29.5.06

Sabes

O mundo pula e avança, já dizia o poeta, e é mesmo assim. Pula e avança, como um gato num telhado a ser passeado por um vulto que não se percebe se é homem se mulher. Viram os dias e chegam aqueles em que já não é noite a essa hora e o vulto se transforma numa mulher - é mulher afinal, um inverno inteiro sem se perceber. Os cães continuam a ser passeados à mesma hora mais tardia, os mesmos cães, a mesma hora, mas em dias que acabam mais tarde: não é tão noite, por assim dizer, relativa ao dia que terminou, embora cães e gatos mantenham os mesmos horários.

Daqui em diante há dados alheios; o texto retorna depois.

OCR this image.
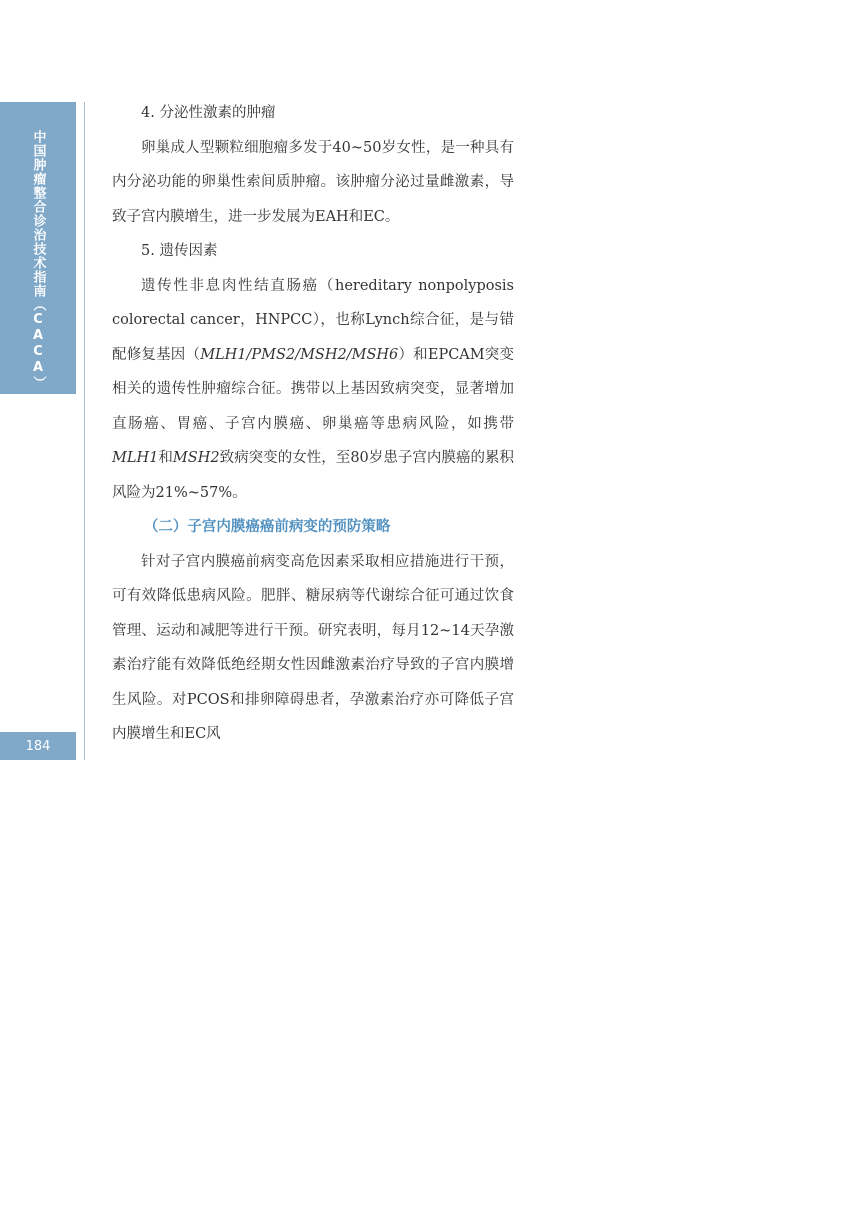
中国肿瘤整合诊治技术指南（CACA）
184

4. 分泌性激素的肿瘤

卵巢成人型颗粒细胞瘤多发于40~50岁女性，是一种具有内分泌功能的卵巢性索间质肿瘤。该肿瘤分泌过量雌激素，导致子宫内膜增生，进一步发展为EAH和EC。

5. 遗传因素

遗传性非息肉性结直肠癌（hereditary nonpolyposis colorectal cancer，HNPCC），也称Lynch综合征，是与错配修复基因（MLH1/PMS2/MSH2/MSH6）和EPCAM突变相关的遗传性肿瘤综合征。携带以上基因致病突变，显著增加直肠癌、胃癌、子宫内膜癌、卵巢癌等患病风险，如携带MLH1和MSH2致病突变的女性，至80岁患子宫内膜癌的累积风险为21%~57%。

（二）子宫内膜癌癌前病变的预防策略

针对子宫内膜癌前病变高危因素采取相应措施进行干预，可有效降低患病风险。肥胖、糖尿病等代谢综合征可通过饮食管理、运动和减肥等进行干预。研究表明，每月12~14天孕激素治疗能有效降低绝经期女性因雌激素治疗导致的子宫内膜增生风险。对PCOS和排卵障碍患者，孕激素治疗亦可降低子宫内膜增生和EC风
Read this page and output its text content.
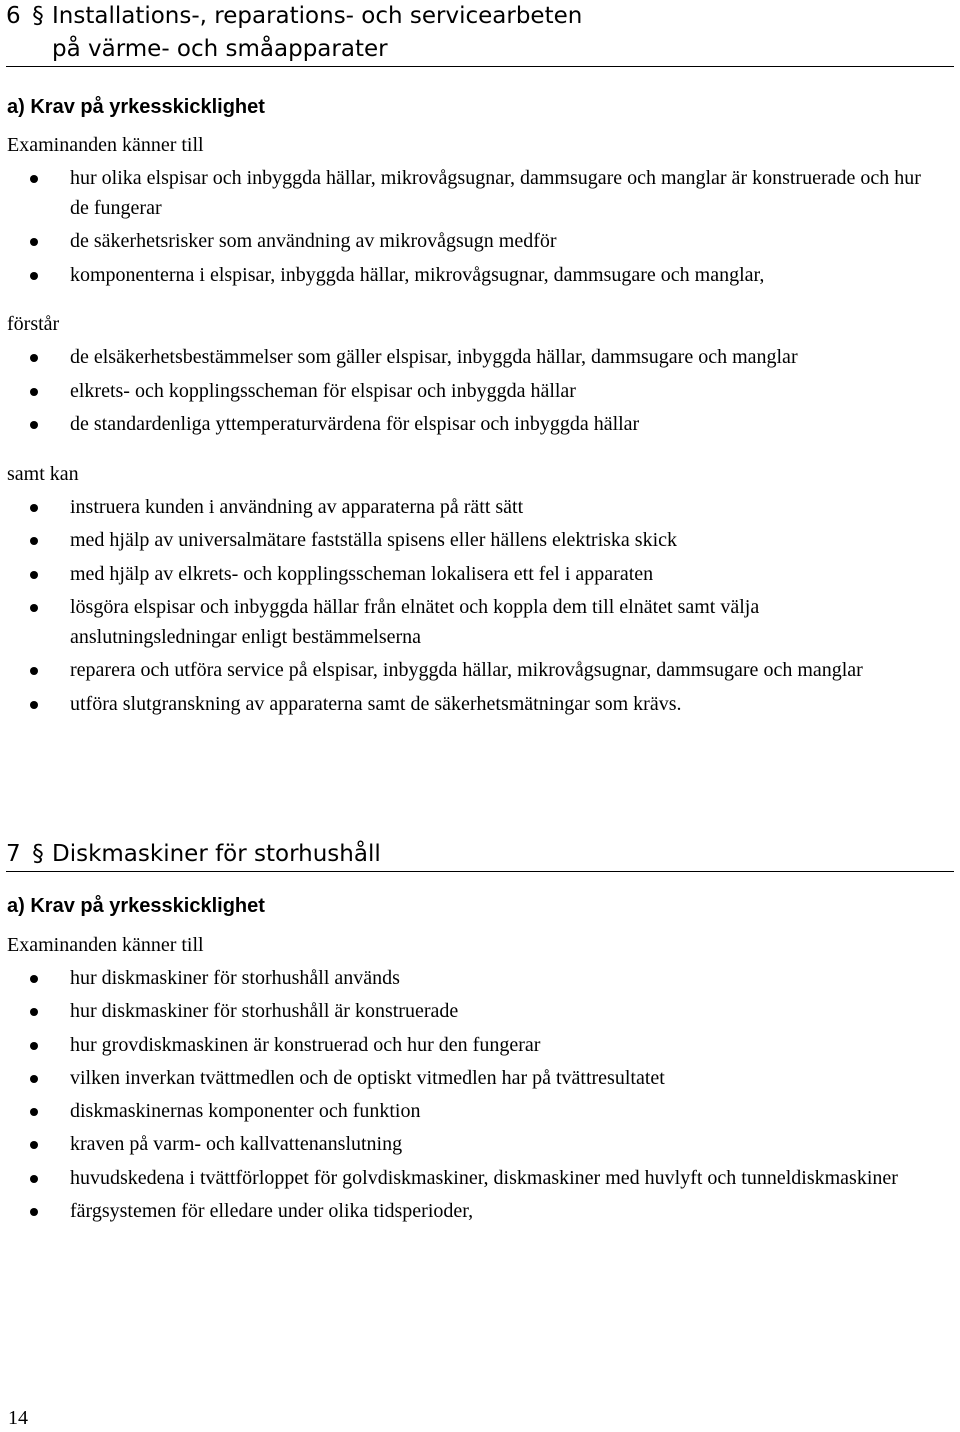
6 § Installations-, reparations- och servicearbeten
på värme- och småapparater
a) Krav på yrkesskicklighet
Examinanden känner till
hur olika elspisar och inbyggda hällar, mikrovågsugnar, dammsugare och manglar är konstruerade och hur de fungerar
de säkerhetsrisker som användning av mikrovågsugn medför
komponenterna i elspisar, inbyggda hällar, mikrovågsugnar, dammsugare och manglar,
förstår
de elsäkerhetsbestämmelser som gäller elspisar, inbyggda hällar, dammsugare och manglar
elkrets- och kopplingsscheman för elspisar och inbyggda hällar
de standardenliga yttemperaturvärdena för elspisar och inbyggda hällar
samt kan
instruera kunden i användning av apparaterna på rätt sätt
med hjälp av universalmätare fastställa spisens eller hällens elektriska skick
med hjälp av elkrets- och kopplingsscheman lokalisera ett fel i apparaten
lösgöra elspisar och inbyggda hällar från elnätet och koppla dem till elnätet samt välja anslutningsledningar enligt bestämmelserna
reparera och utföra service på elspisar, inbyggda hällar, mikrovågsugnar, dammsugare och manglar
utföra slutgranskning av apparaterna samt de säkerhetsmätningar som krävs.
7 § Diskmaskiner för storhushåll
a) Krav på yrkesskicklighet
Examinanden känner till
hur diskmaskiner för storhushåll används
hur diskmaskiner för storhushåll är konstruerade
hur grovdiskmaskinen är konstruerad och hur den fungerar
vilken inverkan tvättmedlen och de optiskt vitmedlen har på tvättresultatet
diskmaskinernas komponenter och funktion
kraven på varm- och kallvattenanslutning
huvudskedena i tvättförloppet för golvdiskmaskiner, diskmaskiner med huvlyft och tunneldiskmaskiner
färgsystemen för elledare under olika tidsperioder,
14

É nessas rotinas que parecem iguais, é nas trepadeiras que parecem não ter crescido mas caem agora dos pauzinhos onde estavam presas, é nessa indiferença absoluta do mundo, que teima em pular e avançar ao tempo de uma planta a crescer, essa que observamos e se mantem imóvel e, quando nos voltamos, já foge do vaso pelas paredes acima, é essa indiferença dinâmica que o mundo teima em manter, em não nos ligar nenhuma (a nós e às nossas angústias e ritmos e dias assim e outro menos assim) e, ao mesmo tempo, em andar para a frente e nos empurrar, quer queiramos quer não, é essa força brutal que nos obriga, passe o lugar comum, a - tão simples quanto isto - viver.